Crosby describes the freeform process by which his solo album If I Could Only Remember My Name was made. Each of the CSNY members put out an LP after the massive success of Déjà Vu. David’s included Nash, Young, Joni Mitchell, plus members of the Grateful Dead (most notably Jerry Garcia), Jefferson Airplane, and Santana.

In 1982, he was convicted of several drugs and weapons offenses and spent nine months in a Texas state prison. Now, after surviving numerous health scares, he’s surprised to be alive. He’s caught between the need to go out on the road in order to make music and money, and wanting to be a homebody with his wife Jan.

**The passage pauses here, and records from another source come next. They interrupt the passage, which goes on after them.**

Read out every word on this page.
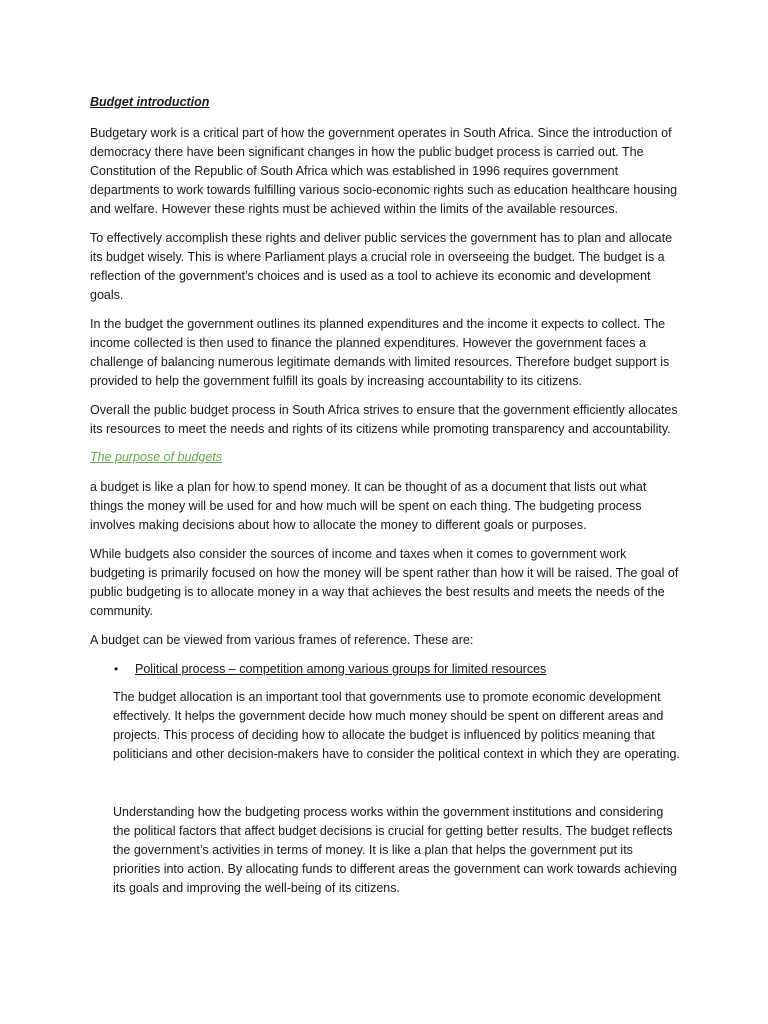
Budget introduction

Budgetary work is a critical part of how the government operates in South Africa. Since the introduction of democracy there have been significant changes in how the public budget process is carried out. The Constitution of the Republic of South Africa which was established in 1996 requires government departments to work towards fulfilling various socio-economic rights such as education healthcare housing and welfare. However these rights must be achieved within the limits of the available resources.

To effectively accomplish these rights and deliver public services the government has to plan and allocate its budget wisely. This is where Parliament plays a crucial role in overseeing the budget. The budget is a reflection of the government’s choices and is used as a tool to achieve its economic and development goals.

In the budget the government outlines its planned expenditures and the income it expects to collect. The income collected is then used to finance the planned expenditures. However the government faces a challenge of balancing numerous legitimate demands with limited resources. Therefore budget support is provided to help the government fulfill its goals by increasing accountability to its citizens.

Overall the public budget process in South Africa strives to ensure that the government efficiently allocates its resources to meet the needs and rights of its citizens while promoting transparency and accountability.

The purpose of budgets

a budget is like a plan for how to spend money. It can be thought of as a document that lists out what things the money will be used for and how much will be spent on each thing. The budgeting process involves making decisions about how to allocate the money to different goals or purposes.

While budgets also consider the sources of income and taxes when it comes to government work budgeting is primarily focused on how the money will be spent rather than how it will be raised. The goal of public budgeting is to allocate money in a way that achieves the best results and meets the needs of the community.

A budget can be viewed from various frames of reference. These are:

• Political process – competition among various groups for limited resources

The budget allocation is an important tool that governments use to promote economic development effectively. It helps the government decide how much money should be spent on different areas and projects. This process of deciding how to allocate the budget is influenced by politics meaning that politicians and other decision-makers have to consider the political context in which they are operating.

Understanding how the budgeting process works within the government institutions and considering the political factors that affect budget decisions is crucial for getting better results. The budget reflects the government’s activities in terms of money. It is like a plan that helps the government put its priorities into action. By allocating funds to different areas the government can work towards achieving its goals and improving the well-being of its citizens.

With all that, I felt there was something lacking in Remember My Name, as directed by A.J. Eaton. We know why Neil Young won’t talk with him, based on a Crosby insult about a Young friend. But what about Stills? And especially Nash, with whom Crosby could almost harmonize? They hadn’t talked in two years.

Mark Kennedy of the Associated Press put it this way: “Crosby is left to awkwardly narrate outside. It’s clumsy filmmaking – either go in or cut it out. That’s the problem with the overall film, too – it stands outside respectfully and just doesn’t go for it.”

It felt, even with all the confessions, a bit at arm’s length. Oddly unsatisfying, yet, in part, because I have so much of his music, I’m glad I saw it.